Qui sont les grands gagnants du 28ème festival fantastique de Gérardmer ?
Fondateur et ex-rédacteur en chef d'Arty Magazine, le grand manitou…
La Nuée d’insectes de Just Philippot et Teddy des frères Ludovic et Zoran Boukherma ont raflé la majorité des prix de cette édition 2021.
Qui a suivi le marathon de l’horreur sur le site de Gérardmer ? Cette année, fait inédit et pas des moindres, le Festival International du Film Fantastique a troqué ses quartiers dans les Hautes Vosges pour une édition exclusivement en ligne du 27 au 31 janvier 2021.
Moyennant un pass de 50 euros pour accéder à l’ensemble des films – ou 5 euros par séance, la version digitale de Gérardmer a permis de démocratiser l’accès à sa sélection foisonnante. Inutile de préciser que la connexion au site web du festival relève moins de la gageure qu’un billet « all inclusive » pour les Vosges. L’occasion de prendre la température du cinéma de genre avec 12 films en compétition, dont les très attendus Host de Rob Savage, Possessor de Brandon Cronenberg, Teddy de Ludovic & Zoran Boukherma ou encore The Stylist de Jill Gevargizian. La situation sanitaire a parfois du bon.
Des loups-garous dans les Pyrénées…
Quels films ressortent grands gagnants de cette édition numérique ? Les français, en premier lieu. Teddy, le surprenant film français de loup-garou réalisé par les frères Ludovic et Zoran Boukherma, repart les bras chargés de récompenses : Prix du Jury (ex-aequo avec Sleep) et Prix du Jury « Jeunes ». Les deux anciens élèves de l’École de la Cité ont fait leurs armes sur leur premier long métrage, Willy 1er, co-réalisé avec Marielle Gautier et Hugo P. Thomas, qui avait été auréolé à l’époque du Prix d’Ornano-Valenti au Festival au Cinéma Américain de Deauville.
Avec la même tendresse débordante pour leurs personnages, les deux frangins embarquent cette fois pour les Pyrénées où un loup attise la colère des villageois. Teddy, 19 ans, sans diplôme, va se faire griffer une nuit de pleine lune par une bête poilue aux dents longues… Entre film d’horreur, comédie et drame social, le long métrage se veut la relecture gauloise du folklore lycanthropique, avec une pointe d’humour qui n’est pas sans rappeler les saillies absurdes de P’tit Quinquin de Bruno Dumont.

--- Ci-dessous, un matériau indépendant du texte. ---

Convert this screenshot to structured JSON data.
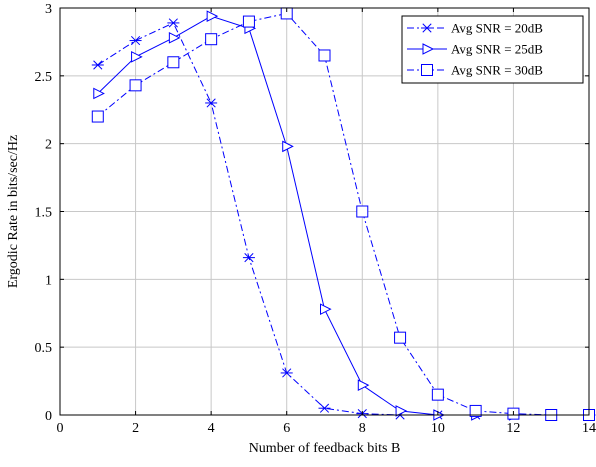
{
  "chart_data": {
    "type": "line",
    "title": "",
    "xlabel": "Number of feedback bits B",
    "ylabel": "Ergodic Rate in bits/sec/Hz",
    "xlim": [
      0,
      14
    ],
    "ylim": [
      0,
      3
    ],
    "xticks": [
      0,
      2,
      4,
      6,
      8,
      10,
      12,
      14
    ],
    "yticks": [
      0,
      0.5,
      1,
      1.5,
      2,
      2.5,
      3
    ],
    "xtick_labels": [
      "0",
      "2",
      "4",
      "6",
      "8",
      "10",
      "12",
      "14"
    ],
    "ytick_labels": [
      "0",
      "0.5",
      "1",
      "1.5",
      "2",
      "2.5",
      "3"
    ],
    "grid": true,
    "legend_position": "top-right",
    "x": [
      1,
      2,
      3,
      4,
      5,
      6,
      7,
      8,
      9,
      10,
      11,
      12,
      13,
      14
    ],
    "series": [
      {
        "name": "Avg SNR = 20dB",
        "marker": "asterisk",
        "line_style": "dash-dot",
        "color": "#0000ff",
        "values": [
          2.58,
          2.76,
          2.89,
          2.3,
          1.16,
          0.31,
          0.05,
          0.01,
          0.0,
          0.0,
          0.0,
          0.0,
          0.0,
          0.0
        ]
      },
      {
        "name": "Avg SNR = 25dB",
        "marker": "triangle-right",
        "line_style": "solid",
        "color": "#0000ff",
        "values": [
          2.37,
          2.64,
          2.78,
          2.94,
          2.85,
          1.98,
          0.78,
          0.22,
          0.03,
          0.0,
          0.0,
          0.0,
          0.0,
          0.0
        ]
      },
      {
        "name": "Avg SNR = 30dB",
        "marker": "square",
        "line_style": "dash-dot",
        "color": "#0000ff",
        "values": [
          2.2,
          2.43,
          2.6,
          2.77,
          2.9,
          2.96,
          2.65,
          1.5,
          0.57,
          0.15,
          0.03,
          0.01,
          0.0,
          0.0
        ]
      }
    ]
  }
}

…Et une invasion d’insectes à la campagne
Second film français à s’être démarqué, La Nuée de Just Philippot a reçu le Prix du Public et le Prix de la Critique. Encensé pour son court métrage Acide en 2018, le cinéaste s’engage sur le même terreau écologique mâtiné de genre avec son premier long métrage. C’est l’histoire d’une mère de famille interprétée par l’épatante Suliane Brahim, qui développe un étrange lien obsessionnel avec les sauterelles qu’elle élève. Ajoutes-y une pincée de drame familial, une once de thriller agricole dans la veine de Petit Paysan, et un saupoudrage fantastique dans la lignée de Les Oiseaux d’Alfred Hitchcock, et on obtient la recette du cocktail détonnant signé Just Philippot.

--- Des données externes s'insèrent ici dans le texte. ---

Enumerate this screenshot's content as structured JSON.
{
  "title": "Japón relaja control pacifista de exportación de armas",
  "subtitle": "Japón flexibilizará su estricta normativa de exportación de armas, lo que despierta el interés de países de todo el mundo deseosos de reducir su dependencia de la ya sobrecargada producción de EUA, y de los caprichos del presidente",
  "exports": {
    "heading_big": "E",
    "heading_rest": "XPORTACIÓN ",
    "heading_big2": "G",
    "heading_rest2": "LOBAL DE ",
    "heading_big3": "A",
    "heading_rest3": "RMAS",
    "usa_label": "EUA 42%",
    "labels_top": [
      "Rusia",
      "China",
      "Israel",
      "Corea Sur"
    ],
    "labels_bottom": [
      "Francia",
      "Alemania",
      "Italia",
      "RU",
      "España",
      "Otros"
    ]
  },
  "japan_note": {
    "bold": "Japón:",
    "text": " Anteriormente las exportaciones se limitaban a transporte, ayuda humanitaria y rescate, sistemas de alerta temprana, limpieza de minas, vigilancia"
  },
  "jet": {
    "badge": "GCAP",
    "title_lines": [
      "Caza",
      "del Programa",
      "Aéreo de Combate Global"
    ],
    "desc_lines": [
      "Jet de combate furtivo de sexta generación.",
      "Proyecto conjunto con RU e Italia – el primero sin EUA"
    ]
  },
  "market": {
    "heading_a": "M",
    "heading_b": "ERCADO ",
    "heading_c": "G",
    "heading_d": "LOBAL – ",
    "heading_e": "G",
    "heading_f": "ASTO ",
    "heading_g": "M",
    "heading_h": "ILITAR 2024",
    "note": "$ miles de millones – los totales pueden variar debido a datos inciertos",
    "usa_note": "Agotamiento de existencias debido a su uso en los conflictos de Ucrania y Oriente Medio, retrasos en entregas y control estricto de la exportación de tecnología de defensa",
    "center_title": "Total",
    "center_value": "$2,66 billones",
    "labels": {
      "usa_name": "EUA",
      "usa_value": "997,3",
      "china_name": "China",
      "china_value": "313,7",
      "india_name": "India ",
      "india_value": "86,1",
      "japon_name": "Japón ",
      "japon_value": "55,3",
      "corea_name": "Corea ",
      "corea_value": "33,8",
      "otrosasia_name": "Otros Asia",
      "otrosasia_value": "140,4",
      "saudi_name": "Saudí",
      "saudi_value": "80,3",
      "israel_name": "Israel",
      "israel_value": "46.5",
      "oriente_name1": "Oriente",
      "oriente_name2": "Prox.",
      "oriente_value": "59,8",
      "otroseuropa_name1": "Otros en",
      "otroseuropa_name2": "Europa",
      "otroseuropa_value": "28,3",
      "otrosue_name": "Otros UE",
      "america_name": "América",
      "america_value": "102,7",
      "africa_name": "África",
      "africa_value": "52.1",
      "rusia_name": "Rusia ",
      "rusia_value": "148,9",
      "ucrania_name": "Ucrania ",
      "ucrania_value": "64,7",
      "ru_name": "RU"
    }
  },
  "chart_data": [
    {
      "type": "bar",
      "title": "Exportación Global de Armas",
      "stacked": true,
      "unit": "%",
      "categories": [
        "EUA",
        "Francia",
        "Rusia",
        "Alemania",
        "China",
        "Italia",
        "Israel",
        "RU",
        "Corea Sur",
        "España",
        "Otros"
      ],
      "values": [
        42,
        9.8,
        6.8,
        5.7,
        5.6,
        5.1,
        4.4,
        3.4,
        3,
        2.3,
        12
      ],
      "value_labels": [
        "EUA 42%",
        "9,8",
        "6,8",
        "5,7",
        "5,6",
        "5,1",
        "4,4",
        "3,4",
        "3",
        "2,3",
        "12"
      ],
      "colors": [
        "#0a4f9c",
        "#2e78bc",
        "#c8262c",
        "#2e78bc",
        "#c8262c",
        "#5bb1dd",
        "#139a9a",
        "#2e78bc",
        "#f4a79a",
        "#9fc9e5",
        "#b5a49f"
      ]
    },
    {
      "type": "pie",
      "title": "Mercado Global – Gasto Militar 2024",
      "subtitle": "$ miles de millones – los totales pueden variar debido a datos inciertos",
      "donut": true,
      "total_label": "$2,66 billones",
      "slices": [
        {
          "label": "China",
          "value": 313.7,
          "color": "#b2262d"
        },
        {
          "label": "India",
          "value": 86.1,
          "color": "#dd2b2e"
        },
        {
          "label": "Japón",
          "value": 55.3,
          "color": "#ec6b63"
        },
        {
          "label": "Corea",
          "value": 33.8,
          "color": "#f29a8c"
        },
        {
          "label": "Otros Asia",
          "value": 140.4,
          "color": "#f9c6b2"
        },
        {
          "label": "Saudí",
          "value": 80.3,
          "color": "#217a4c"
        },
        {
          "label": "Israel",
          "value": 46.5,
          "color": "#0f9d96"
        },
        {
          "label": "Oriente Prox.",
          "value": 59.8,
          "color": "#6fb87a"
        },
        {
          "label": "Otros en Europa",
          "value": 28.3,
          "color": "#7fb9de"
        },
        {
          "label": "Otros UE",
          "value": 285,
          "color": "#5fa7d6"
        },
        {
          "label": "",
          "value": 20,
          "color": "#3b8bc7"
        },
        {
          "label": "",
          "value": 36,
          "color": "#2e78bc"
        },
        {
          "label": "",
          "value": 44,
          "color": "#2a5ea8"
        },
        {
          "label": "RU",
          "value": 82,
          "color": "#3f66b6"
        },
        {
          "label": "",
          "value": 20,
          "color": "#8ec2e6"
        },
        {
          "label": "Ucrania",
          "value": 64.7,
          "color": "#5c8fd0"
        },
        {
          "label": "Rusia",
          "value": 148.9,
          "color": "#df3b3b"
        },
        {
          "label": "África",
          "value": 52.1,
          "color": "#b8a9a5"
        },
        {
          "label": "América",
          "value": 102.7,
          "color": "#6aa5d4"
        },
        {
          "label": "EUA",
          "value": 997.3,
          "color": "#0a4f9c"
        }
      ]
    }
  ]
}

Enfin, c’est un talentueux « fils de » qui s’est illustré à Gérardmer avec Possessor. Nom : Cronenberg. Prénom : Brandon. Profession : réalisateur comme papa. La progéniture du mythique David Cronenberg a remporté le Grand prix du festival en marquant les esprits avec la violence décérébrée de son second long métrage, successeur d’Antiviral en 2012. Déjà remarqué au festival de Sundance, ce long-métrage sur des assassins en col blanc qui prennent le contrôle du corps de leurs victimes a aussi emporté l’adhésion des mélomanes, en remportant le prix de la Meilleure musique pour son compositeur Jim Williams.
Mais le véritable gagnant au palmarès n’est ni un film, ni un cinéaste. C’est le producteur et distributeur The Jokers qui a co-produit les deux films de Just Philippot et des frères Boukherma, tout en distribuant celui de Brandon Cronenberg. Victoire écrasante par K-O pour la boîte mordue de films de genre.